How does collaboration like that usually work on set?

I’ve known [director] Antoine [Fuqua] for some time now, and what I like is that if he doesn’t like something, he is going to be very straight with you. He’ll say it to your face, but then he’ll offer something else. But when he does like it, he just shakes his head in disbelief that it was any other way before. That’s an incredible environment to work in.

The gunplay is incredibly impressive in the movie, how did you guys learn how to handle firearms like that?

We had the luxury of getting down to Baton Rouge a few weeks early to start the training. There were some pretty incredible guys on set with us, like stunt coordinator Jeff Dashnaw, and we were taught to use the guns by Thell Reed. He’s actually the same guy who worked with Steve McQueen. There’s a pretty incredible video of him out there on the Internet from when he was on The Ed Sullivan Show.

There is an incredible camaraderie apparent between you guys in the movie. Did that come naturally?

To be perfectly honest it took about six hours for us all to fall in love with each other. We were waiting in a room for Antoine to show up, and that’s all it took. Chris Pratt is a good friend of mine, and Ethan Hawke is like a brother to me. Our families know each other. I knew some of those guys going in. It was about meeting these new guys. Everybody just hit it off immediately.
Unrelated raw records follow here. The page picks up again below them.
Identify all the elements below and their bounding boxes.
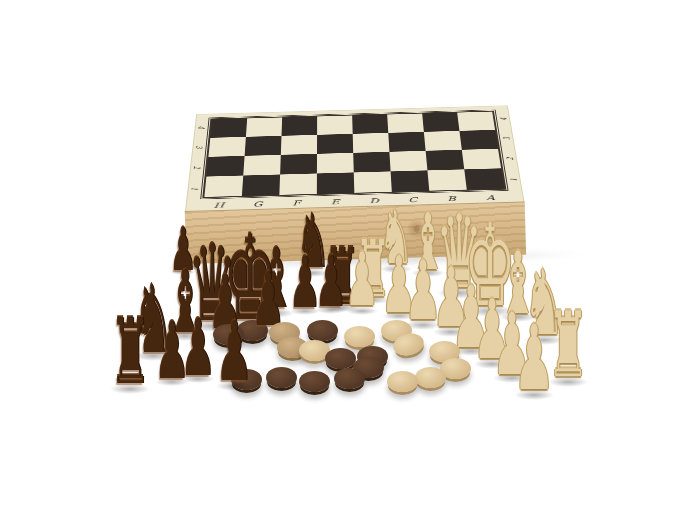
board-square-C3 (388, 132, 425, 152)
checker-disc-dark[interactable] (299, 371, 330, 392)
board-square-F4 (281, 116, 317, 135)
board-square-E3 (317, 134, 353, 154)
checker-disc-light[interactable] (415, 367, 446, 388)
board-square-E4 (317, 116, 353, 135)
board-square-D3 (353, 133, 390, 153)
board-square-G4 (246, 117, 282, 136)
light-pawn[interactable]: ♟ (343, 200, 381, 311)
board-square-F3 (281, 135, 317, 155)
dark-pawn[interactable]: ♟ (213, 263, 255, 386)
board-square-D4 (352, 115, 388, 134)
rank-label-left-4: 4 (182, 123, 220, 131)
rank-label-left-3: 3 (180, 143, 219, 151)
checker-disc-dark[interactable] (307, 320, 338, 341)
dark-rook[interactable]: ♜ (107, 254, 153, 389)
checker-disc-light[interactable] (387, 371, 418, 392)
board-square-C4 (387, 114, 424, 133)
light-pawn[interactable]: ♟ (511, 260, 557, 395)
checker-disc-dark[interactable] (334, 368, 365, 389)
rank-label-right-4: 4 (485, 115, 523, 123)
product-photo-scene: 4321 4321 HGFEDCBA ♟♜♞♟♝♟♛♟♟♚♟♝♟♞♟♜♟♜♞♟♝… (0, 0, 700, 525)
board-square-B4 (422, 113, 459, 132)
checker-disc-light[interactable] (344, 326, 375, 347)
dark-pawn[interactable]: ♟ (152, 265, 192, 382)
checker-disc-dark[interactable] (325, 348, 356, 369)
checker-disc-dark[interactable] (266, 367, 297, 388)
That was a pretty amazing beard you have in the film. How long did that take?

The beard took me through two other movies while growing it. I had to have a beard during the filming of In Dubious Battle and Rings so that I could have a good enough beard for this.

How did you train for the physicality of Jack Horne?
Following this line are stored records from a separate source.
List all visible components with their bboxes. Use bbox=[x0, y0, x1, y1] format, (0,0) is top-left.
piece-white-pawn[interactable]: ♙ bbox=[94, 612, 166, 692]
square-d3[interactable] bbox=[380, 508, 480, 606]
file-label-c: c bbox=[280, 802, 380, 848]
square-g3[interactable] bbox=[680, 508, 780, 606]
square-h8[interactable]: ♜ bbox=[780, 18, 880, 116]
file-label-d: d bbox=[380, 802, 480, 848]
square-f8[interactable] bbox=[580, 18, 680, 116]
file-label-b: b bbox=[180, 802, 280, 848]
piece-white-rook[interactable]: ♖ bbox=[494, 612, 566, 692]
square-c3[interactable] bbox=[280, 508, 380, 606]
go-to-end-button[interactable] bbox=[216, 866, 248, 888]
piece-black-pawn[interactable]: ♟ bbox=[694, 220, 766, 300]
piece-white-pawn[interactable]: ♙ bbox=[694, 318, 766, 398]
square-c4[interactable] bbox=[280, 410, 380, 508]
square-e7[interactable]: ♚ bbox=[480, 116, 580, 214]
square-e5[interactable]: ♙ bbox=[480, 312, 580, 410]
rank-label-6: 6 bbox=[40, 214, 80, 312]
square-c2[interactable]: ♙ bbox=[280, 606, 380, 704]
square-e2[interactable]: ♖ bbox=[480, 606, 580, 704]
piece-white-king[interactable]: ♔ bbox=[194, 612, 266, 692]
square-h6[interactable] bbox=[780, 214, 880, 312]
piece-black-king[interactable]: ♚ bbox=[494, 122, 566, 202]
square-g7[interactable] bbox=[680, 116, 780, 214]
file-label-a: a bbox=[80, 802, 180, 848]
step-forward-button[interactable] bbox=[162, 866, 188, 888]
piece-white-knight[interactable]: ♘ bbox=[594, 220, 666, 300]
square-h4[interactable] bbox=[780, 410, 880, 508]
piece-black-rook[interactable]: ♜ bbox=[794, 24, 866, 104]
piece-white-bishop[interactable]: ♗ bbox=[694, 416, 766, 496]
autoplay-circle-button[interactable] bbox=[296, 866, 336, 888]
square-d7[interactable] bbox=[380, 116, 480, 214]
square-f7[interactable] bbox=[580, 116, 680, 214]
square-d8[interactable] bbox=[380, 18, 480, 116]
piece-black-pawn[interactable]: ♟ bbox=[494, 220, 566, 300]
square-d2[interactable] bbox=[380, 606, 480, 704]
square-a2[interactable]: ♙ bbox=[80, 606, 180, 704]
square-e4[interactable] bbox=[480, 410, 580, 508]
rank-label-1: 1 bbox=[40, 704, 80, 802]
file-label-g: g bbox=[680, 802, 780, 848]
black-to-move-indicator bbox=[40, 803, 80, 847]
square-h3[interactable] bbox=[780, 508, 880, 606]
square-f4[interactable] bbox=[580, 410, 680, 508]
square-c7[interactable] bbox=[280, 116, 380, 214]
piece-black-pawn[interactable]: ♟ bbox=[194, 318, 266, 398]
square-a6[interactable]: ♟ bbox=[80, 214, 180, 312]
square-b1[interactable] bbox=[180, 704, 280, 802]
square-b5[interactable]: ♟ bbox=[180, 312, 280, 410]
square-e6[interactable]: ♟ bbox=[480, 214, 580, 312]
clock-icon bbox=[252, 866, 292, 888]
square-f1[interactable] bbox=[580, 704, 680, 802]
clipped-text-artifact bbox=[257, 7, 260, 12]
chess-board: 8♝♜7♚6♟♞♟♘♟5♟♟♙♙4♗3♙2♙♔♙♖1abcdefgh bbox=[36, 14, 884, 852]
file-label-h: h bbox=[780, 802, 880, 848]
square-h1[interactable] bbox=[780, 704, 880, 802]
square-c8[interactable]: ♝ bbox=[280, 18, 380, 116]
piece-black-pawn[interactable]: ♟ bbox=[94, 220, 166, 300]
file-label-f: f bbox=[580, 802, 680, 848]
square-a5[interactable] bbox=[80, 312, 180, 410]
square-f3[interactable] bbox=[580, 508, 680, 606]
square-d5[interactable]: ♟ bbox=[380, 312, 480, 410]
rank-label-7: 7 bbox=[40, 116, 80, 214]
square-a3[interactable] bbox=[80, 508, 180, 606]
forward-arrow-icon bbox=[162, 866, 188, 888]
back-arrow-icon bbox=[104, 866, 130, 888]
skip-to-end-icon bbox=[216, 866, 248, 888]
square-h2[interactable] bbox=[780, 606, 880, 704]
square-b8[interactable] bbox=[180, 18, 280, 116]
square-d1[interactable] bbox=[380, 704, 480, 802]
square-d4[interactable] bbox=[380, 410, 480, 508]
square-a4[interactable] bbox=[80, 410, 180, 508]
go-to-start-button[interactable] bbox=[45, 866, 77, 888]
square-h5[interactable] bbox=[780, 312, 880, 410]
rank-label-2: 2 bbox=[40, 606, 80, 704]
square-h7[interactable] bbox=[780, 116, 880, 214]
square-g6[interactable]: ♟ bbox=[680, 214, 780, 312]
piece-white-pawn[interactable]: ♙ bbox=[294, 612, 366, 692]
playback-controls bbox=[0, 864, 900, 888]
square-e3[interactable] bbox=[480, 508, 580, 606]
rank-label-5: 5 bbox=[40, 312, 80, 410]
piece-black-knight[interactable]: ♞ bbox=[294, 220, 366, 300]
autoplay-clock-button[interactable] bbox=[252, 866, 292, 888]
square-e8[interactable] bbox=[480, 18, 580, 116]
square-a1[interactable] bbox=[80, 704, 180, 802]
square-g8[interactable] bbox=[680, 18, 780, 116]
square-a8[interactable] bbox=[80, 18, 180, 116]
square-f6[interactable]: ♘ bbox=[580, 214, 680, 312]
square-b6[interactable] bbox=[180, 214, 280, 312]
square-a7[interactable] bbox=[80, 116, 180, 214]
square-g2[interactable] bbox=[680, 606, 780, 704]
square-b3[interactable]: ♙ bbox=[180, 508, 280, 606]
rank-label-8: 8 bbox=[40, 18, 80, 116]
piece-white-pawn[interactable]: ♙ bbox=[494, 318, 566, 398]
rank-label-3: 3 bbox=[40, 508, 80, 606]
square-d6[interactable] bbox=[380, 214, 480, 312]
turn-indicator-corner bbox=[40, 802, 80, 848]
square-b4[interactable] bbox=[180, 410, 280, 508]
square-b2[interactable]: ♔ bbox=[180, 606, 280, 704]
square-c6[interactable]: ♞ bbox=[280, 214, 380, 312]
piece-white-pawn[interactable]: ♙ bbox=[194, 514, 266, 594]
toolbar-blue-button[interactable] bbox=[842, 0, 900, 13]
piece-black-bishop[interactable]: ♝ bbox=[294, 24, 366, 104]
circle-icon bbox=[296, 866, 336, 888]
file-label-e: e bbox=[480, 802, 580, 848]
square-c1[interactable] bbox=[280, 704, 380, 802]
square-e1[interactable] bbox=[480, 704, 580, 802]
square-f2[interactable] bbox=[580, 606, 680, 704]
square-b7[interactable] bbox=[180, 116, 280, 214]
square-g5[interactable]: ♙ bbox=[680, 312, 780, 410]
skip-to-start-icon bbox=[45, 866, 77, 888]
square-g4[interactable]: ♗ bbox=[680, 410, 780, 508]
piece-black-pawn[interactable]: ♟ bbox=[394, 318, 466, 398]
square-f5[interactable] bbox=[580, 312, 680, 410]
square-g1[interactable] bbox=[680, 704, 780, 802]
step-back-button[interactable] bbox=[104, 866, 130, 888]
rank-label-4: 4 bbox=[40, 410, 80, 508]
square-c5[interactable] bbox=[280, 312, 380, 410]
I got hooked on Crossfit while we were in Baton Rouge filming. I had this great trainer named Amber, who I had a great time with, and then I even turned Chris Pratt onto it. Every day that we had off we would drive to a parking lot in that 110-degree Southern sun and flip tractor trailer tires or carry sandbags. I’ve kept up with it ever since, and now I go to Brick in New York. In my opinion, the nastier the workout, the better. There are these killer jumping routines we do, with extended jumping jacks and extended squats. It’s all about leaving the ground as much as possible. I’ve taken five inches off of my waist so far.

And is that all you do?

Have you heard of SoulCycle? My wife and I are huge into it. I do about two classes every single day during the week. Once you’ve done it enough, that first class starts to feel like a warm-up, and the second one is where you really get to have fun.
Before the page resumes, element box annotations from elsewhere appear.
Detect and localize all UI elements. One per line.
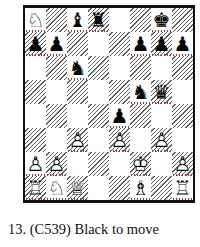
square-h5[interactable] [172, 80, 193, 104]
piece-white-rook: ♜♖ [172, 176, 193, 200]
square-b3[interactable] [46, 128, 67, 152]
chess-board: ♞♘♝♜♚♟♟♟♟♟♞♞♛♟♟♙♟♙♟♙♟♙♟♙♚♔♟♙♜♖♞♘♛♕♝♗♜♖ [25, 8, 193, 200]
square-c8[interactable]: ♝ [67, 8, 88, 32]
piece-black-bishop: ♝ [67, 8, 88, 32]
square-c7[interactable] [67, 32, 88, 56]
square-e8[interactable] [109, 8, 130, 32]
piece-black-pawn: ♟ [151, 32, 172, 56]
square-d6[interactable] [88, 56, 109, 80]
square-g3[interactable]: ♟♙ [151, 128, 172, 152]
square-c3[interactable]: ♟♙ [67, 128, 88, 152]
square-h6[interactable] [172, 56, 193, 80]
piece-black-pawn: ♟ [25, 32, 46, 56]
square-e2[interactable] [109, 152, 130, 176]
square-g8[interactable]: ♚ [151, 8, 172, 32]
square-b2[interactable]: ♟♙ [46, 152, 67, 176]
square-f3[interactable] [130, 128, 151, 152]
square-a2[interactable]: ♟♙ [25, 152, 46, 176]
square-h7[interactable]: ♟ [172, 32, 193, 56]
square-h3[interactable] [172, 128, 193, 152]
square-c4[interactable] [67, 104, 88, 128]
piece-white-rook: ♜♖ [25, 176, 46, 200]
piece-white-king: ♚♔ [130, 152, 151, 176]
piece-white-queen: ♛♕ [67, 176, 88, 200]
square-a7[interactable]: ♟ [25, 32, 46, 56]
square-c5[interactable] [67, 80, 88, 104]
piece-black-knight: ♞ [67, 56, 88, 80]
page: ♞♘♝♜♚♟♟♟♟♟♞♞♛♟♟♙♟♙♟♙♟♙♟♙♚♔♟♙♜♖♞♘♛♕♝♗♜♖ 1… [0, 0, 200, 247]
piece-white-pawn: ♟♙ [151, 128, 172, 152]
square-g6[interactable] [151, 56, 172, 80]
square-h4[interactable] [172, 104, 193, 128]
square-g7[interactable]: ♟ [151, 32, 172, 56]
piece-white-pawn: ♟♙ [172, 152, 193, 176]
square-a8[interactable]: ♞♘ [25, 8, 46, 32]
piece-black-knight: ♞ [130, 80, 151, 104]
square-b7[interactable]: ♟ [46, 32, 67, 56]
square-d4[interactable] [88, 104, 109, 128]
piece-black-pawn: ♟ [109, 104, 130, 128]
piece-white-pawn: ♟♙ [46, 152, 67, 176]
square-d5[interactable] [88, 80, 109, 104]
square-f7[interactable]: ♟ [130, 32, 151, 56]
piece-black-rook: ♜ [88, 8, 109, 32]
square-a3[interactable] [25, 128, 46, 152]
square-h1[interactable]: ♜♖ [172, 176, 193, 200]
square-d8[interactable]: ♜ [88, 8, 109, 32]
square-g5[interactable]: ♛ [151, 80, 172, 104]
piece-white-knight: ♞♘ [46, 176, 67, 200]
square-e3[interactable]: ♟♙ [109, 128, 130, 152]
piece-white-pawn: ♟♙ [25, 152, 46, 176]
square-h2[interactable]: ♟♙ [172, 152, 193, 176]
square-c1[interactable]: ♛♕ [67, 176, 88, 200]
square-b4[interactable] [46, 104, 67, 128]
square-f5[interactable]: ♞ [130, 80, 151, 104]
square-a4[interactable] [25, 104, 46, 128]
square-b5[interactable] [46, 80, 67, 104]
square-f2[interactable]: ♚♔ [130, 152, 151, 176]
square-g1[interactable] [151, 176, 172, 200]
square-c6[interactable]: ♞ [67, 56, 88, 80]
piece-white-bishop: ♝♗ [130, 176, 151, 200]
square-d1[interactable] [88, 176, 109, 200]
square-b8[interactable] [46, 8, 67, 32]
piece-black-pawn: ♟ [46, 32, 67, 56]
square-f6[interactable] [130, 56, 151, 80]
square-e4[interactable]: ♟ [109, 104, 130, 128]
square-e5[interactable] [109, 80, 130, 104]
piece-black-queen: ♛ [151, 80, 172, 104]
chess-board-frame: ♞♘♝♜♚♟♟♟♟♟♞♞♛♟♟♙♟♙♟♙♟♙♟♙♚♔♟♙♜♖♞♘♛♕♝♗♜♖ [23, 5, 195, 203]
square-b6[interactable] [46, 56, 67, 80]
square-b1[interactable]: ♞♘ [46, 176, 67, 200]
piece-black-pawn: ♟ [172, 32, 193, 56]
square-a6[interactable] [25, 56, 46, 80]
square-e7[interactable] [109, 32, 130, 56]
square-h8[interactable] [172, 8, 193, 32]
piece-white-knight: ♞♘ [25, 8, 46, 32]
square-e1[interactable] [109, 176, 130, 200]
square-g4[interactable] [151, 104, 172, 128]
square-d2[interactable] [88, 152, 109, 176]
square-c2[interactable] [67, 152, 88, 176]
piece-white-pawn: ♟♙ [109, 128, 130, 152]
square-f1[interactable]: ♝♗ [130, 176, 151, 200]
square-g2[interactable] [151, 152, 172, 176]
piece-black-pawn: ♟ [130, 32, 151, 56]
square-f4[interactable] [130, 104, 151, 128]
square-a1[interactable]: ♜♖ [25, 176, 46, 200]
square-f8[interactable] [130, 8, 151, 32]
diagram-caption: 13. (C539) Black to move [8, 221, 159, 238]
square-d3[interactable] [88, 128, 109, 152]
square-a5[interactable] [25, 80, 46, 104]
square-d7[interactable] [88, 32, 109, 56]
piece-black-king: ♚ [151, 8, 172, 32]
piece-white-pawn: ♟♙ [67, 128, 88, 152]
square-e6[interactable] [109, 56, 130, 80]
I would imagine that your nutrition is on your mind as well with that kind of regime.

Everyone in my house is a vegetarian but my daughter and I. Every once in awhile I’ll sneak out with my buddies and get a steak. But because of my environment at home, I’m usually eating a lot of plants and really healthy.

You’re about to start another remake, Death Wish with Bruce Willis, are you excited?

Definitely. Before you were born probably, Bruce and I worked at a bar together in New York called Kamikazi. He was a bartender and I was one of the bouncers. I still remember when he got that first movie, and then he became the Bruce Willis we all know.

You have to tell me a story from back in the day.

Sorry. That is one thing that I can’t do. Can’t break the Golden Rule!